Most Useful Phrase that I Picked Up on this Trip: “Une Caraffe d'eau.” (A pitcher of water.) This was picked up from experience, not from writing. We began by looking up the word for tap word (eau de robinet) but then realized that whenever we asked for that,t the waitress would say “Une caraffe d'eau? D'accord.” Eventually we started asking for that, and counted ourselves successful when that did not bring us mineral water poured into a pitcher.

Grammar Rule I Did Not Know Before: You can add “ier” to any noun to refer to the person who does things related to that noun. You can add “erie” to any noun to make “the store that sells” that thing. (I'm pretty sure that's not a real rule, but I've seen enough examples of it that I'm inclined to think it is.

Biggest Regret Regret from French 4: So, my last unit of high school French was about world issues. The culmination of a lot of research into different issues was that we needed to give a four-minute talk about “Our vow for changing the world” and how it related to the specific issue we were studying. There were also a fair number of worksheets and conversations with classmates about this.

At some point in Paris, I passed a sign that was titled “Three Days for Changing the World.” It was a sheet of paper that was advertising a discussion about that topic. It had questions for debate/ideas to start thinking.”What strategy for changing the world?” Some ideas to get started: “Family, marriage, Marxist economy...”
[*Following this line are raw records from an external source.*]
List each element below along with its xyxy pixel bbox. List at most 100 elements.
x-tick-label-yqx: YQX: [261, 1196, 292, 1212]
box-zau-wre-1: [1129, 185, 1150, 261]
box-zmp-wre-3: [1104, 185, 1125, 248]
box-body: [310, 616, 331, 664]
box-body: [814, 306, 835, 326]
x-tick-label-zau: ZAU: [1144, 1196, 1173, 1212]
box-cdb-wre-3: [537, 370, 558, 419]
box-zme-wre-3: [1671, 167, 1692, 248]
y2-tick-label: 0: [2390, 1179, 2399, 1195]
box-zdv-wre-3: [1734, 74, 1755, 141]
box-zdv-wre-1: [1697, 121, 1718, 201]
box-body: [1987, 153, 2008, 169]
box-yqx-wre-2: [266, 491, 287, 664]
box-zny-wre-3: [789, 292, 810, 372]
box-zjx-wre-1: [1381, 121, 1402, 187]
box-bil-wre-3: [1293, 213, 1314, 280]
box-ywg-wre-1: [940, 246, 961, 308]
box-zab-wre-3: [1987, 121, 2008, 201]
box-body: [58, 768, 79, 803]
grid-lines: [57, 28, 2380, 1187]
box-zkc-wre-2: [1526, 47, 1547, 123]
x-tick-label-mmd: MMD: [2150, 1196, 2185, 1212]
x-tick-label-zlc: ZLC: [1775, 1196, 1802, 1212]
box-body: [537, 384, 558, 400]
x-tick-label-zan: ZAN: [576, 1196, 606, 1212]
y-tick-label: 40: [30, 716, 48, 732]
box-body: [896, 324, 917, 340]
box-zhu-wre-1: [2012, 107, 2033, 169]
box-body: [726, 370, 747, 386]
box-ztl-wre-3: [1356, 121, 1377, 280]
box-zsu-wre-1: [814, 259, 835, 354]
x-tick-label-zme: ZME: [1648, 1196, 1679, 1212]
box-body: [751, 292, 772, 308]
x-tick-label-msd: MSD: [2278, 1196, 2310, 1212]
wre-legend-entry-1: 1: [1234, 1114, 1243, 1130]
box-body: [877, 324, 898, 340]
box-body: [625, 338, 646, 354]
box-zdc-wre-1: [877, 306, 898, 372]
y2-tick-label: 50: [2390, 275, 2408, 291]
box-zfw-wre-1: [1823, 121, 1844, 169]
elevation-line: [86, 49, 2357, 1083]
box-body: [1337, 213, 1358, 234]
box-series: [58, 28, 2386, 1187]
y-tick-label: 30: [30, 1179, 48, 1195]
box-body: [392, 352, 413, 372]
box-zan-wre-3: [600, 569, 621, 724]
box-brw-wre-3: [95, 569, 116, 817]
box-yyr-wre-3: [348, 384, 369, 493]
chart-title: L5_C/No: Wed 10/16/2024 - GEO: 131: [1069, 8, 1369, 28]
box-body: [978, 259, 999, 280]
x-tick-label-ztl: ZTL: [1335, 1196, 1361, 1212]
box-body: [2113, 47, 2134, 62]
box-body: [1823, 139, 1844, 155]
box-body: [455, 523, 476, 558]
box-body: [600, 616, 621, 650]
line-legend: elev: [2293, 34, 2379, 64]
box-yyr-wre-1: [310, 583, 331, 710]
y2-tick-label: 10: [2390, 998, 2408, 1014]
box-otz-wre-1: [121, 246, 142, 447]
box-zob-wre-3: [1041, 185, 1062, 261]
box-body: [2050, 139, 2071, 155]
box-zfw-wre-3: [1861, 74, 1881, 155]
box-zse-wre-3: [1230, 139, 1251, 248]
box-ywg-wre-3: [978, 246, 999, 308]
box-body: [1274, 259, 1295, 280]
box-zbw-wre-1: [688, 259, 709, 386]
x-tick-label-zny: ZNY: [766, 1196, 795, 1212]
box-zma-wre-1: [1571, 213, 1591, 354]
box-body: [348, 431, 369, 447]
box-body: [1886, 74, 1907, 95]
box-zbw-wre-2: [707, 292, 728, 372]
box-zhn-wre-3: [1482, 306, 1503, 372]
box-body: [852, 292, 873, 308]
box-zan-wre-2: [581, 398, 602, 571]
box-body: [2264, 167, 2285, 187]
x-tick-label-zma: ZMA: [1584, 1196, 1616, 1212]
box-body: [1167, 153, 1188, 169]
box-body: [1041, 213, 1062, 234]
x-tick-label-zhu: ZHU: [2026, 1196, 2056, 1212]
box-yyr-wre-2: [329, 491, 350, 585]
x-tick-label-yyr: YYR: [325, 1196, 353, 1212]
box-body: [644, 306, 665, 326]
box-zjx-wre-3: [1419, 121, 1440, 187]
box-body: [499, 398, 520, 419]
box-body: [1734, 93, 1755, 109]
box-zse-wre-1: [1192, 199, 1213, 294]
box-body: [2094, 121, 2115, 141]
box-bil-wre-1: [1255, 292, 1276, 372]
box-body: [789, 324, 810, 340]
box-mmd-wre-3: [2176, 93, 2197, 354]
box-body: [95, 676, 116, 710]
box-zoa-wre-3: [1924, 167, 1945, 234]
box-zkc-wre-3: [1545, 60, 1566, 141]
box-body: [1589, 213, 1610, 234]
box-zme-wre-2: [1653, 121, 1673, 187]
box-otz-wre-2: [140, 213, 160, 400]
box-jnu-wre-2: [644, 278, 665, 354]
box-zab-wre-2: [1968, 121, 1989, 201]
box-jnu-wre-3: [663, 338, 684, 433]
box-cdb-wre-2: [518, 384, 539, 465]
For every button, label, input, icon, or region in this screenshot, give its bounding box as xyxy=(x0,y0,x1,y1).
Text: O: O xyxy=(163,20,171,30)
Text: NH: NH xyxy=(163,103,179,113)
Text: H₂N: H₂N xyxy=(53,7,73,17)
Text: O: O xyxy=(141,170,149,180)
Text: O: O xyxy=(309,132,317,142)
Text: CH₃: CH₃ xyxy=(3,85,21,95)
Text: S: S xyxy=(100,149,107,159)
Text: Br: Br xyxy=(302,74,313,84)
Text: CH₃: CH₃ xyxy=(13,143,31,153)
So my biggest regret for French 4 was that I didn't think to have my “Vow for changing the world” be “Establish a Marxist economy.” I could have done a lot of different research about poverty levels and the divide between those with money and those without and made a very compelling case for why a Marxist economy would be an improvement. I might have ended with a lower grade in French, but it might have been worth it.

Overall, though, I liked being in French-speaking places. It's a beautiful language, and I was familiar enough with it that I could sometimes get through entire conversations without the person I was talking with going “Ah, maybe English would be better, no?”It was nice to be able to use it in a practical setting, and I was glad I studied it.

Even if I did never use class time to encourage Marxism.